Maria Mileaf (Director) is a NY based director whose directing credits include Jessica Dickey’s The Rembrandt at TheaterWorks Hartford; Kwame Kwei Armah's Let There Be Love at Penguin Rep; Lee Blessings’ Body of Water and Sharon Washington’s Feeding the Dragon at Primary Stages; Vijay Tendulkar’s Sakharam Binder for the Play Company; Neena Beber’s Hard Feelings for WP Theatre/New Georges; Oren Safdie’s Gratitude at Urban Stages; Courtney Baron’s Here I Lie for Summer Shorts @ 59E59; Alexandra Gersten-Vasillaros’ The Argument at The Vineyard; Joanna Murray-Smith’s Ninety at New York Stage and Film; Nash’s The Rainmaker at The Old Globe; Tracey Scott Wilson’s The Story at the Philadelphia Theatre Company where Mileaf won a Barrymore Award for Outstanding Direction; Lucy Prebble’s Sugar Syndrome, John Belluso’s A Nervous Smile and Noel Coward’s Blithe Spirit at the Williamstown Theatre Festival and Wendy Wasserstein’s Third at The Geffen.  On the West End, Maria directed Glen Berger’s Underneath the Lintel.

Neil Patel’s (Set Design) work has been seen in film, television, commercials, Broadway, international opera as well as the Venice Biennale. Current projects: Laurence Fishburne’s How They Do It In The Movies at the PAC NYC, Antoine Fuqua’s King Shaka (CBS/Showtime) and David Byrne’s Theater of the Mind (Denver Center for Performing Arts/Arbutus). Notable film and television projects include Dickinson for AppleTV+ (Peabody Award), Pretty Little Liars: Original Sin for HBO MAX, Some Velvet Morning (TriBeCa Film Festival) for TriBeca Films, In Treatment for HBO (Peabody Award), Dil Dhadakne Do and Little Boxes (TriBeCa Film Festival) for Netflix. Commercial and music video work includes The Receipt (AICP Shortlist) directed by Evan Goldberg and Seth Rogen and the acclaimed Twenty One Pilots-Livestream Experience directed by Jason Zada. Exhibition designs include Space for Construction, VAC Foundation at the Palazzo Zattere, 2017 Venice Biennale. Neil has twice been honored with an OBIE award for Sustained Excellence, won the Helen Hayes Award and has been nominated many times for Hewes, Lortel and Drama Desk Awards. He is a graduate of Yale College and studied scenography at the Accademia di Belle Arti di Brera in Milan.

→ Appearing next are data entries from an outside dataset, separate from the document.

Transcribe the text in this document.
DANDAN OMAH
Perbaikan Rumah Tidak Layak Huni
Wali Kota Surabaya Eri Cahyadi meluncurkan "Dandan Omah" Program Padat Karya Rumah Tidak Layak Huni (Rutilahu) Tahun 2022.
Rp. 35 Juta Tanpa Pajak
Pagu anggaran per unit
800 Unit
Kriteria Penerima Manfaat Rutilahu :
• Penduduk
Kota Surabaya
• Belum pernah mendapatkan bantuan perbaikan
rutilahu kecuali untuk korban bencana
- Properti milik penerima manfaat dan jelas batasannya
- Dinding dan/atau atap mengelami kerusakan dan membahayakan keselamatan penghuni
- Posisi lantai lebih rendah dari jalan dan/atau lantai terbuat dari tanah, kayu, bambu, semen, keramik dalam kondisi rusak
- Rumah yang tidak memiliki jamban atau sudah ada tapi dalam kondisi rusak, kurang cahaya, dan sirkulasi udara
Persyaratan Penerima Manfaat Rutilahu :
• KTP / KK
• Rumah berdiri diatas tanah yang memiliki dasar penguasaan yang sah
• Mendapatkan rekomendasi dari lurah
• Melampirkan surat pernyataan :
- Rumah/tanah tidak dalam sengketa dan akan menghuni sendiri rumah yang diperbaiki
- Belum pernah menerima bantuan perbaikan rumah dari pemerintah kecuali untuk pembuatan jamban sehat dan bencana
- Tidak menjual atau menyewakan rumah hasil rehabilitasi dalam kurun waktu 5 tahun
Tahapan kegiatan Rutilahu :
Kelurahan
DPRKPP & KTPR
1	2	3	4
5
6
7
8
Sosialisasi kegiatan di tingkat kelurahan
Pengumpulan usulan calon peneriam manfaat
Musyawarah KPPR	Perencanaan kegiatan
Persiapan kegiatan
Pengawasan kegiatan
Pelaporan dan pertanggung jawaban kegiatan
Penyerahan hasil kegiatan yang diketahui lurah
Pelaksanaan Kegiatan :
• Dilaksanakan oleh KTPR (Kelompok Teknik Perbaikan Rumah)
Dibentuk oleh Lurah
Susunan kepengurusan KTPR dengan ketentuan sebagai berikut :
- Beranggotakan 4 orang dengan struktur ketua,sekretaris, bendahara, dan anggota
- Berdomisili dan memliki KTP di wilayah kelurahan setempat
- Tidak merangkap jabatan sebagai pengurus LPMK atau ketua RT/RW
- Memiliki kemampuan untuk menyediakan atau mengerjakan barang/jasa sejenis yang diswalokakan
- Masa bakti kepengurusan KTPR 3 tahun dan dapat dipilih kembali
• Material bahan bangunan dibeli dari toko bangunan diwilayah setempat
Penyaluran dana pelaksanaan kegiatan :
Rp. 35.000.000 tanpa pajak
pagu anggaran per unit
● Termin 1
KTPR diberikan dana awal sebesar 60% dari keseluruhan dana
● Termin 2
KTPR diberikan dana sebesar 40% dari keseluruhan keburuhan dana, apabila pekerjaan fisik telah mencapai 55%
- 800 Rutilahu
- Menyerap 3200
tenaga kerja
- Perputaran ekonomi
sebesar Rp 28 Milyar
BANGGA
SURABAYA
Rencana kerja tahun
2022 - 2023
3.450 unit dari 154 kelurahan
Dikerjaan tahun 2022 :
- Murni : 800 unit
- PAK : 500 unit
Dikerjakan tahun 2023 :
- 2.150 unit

Evenstar Productions is a film and theater production company founded by Elizabeth Cuthrell and David Urrutia. Films include Jesus’ Son, Meek’s Cutoff (both selected for NY Times Top 10 Films of the Year), The Same Storm, the recent Sundance-winner I’ll Be Your Mirror, The Sisterhood of Night, and Vara A Blessing. Festivals include the Venice, Telluride, Sundance, London, Busan, and New York Film Festivals, and the films have won numerous awards including The Little Golden Lion, Special Jury Award, Ecumenical, Signis, and Best Actor awards. Theater credits include Denis Johnson’s Des Moines and Shoppers Carried By Escalators Into the Flames, Roger Rees’ What You Will, Slut the Play, Walt and Emily, and the Tony-nominated Farinelli and the King.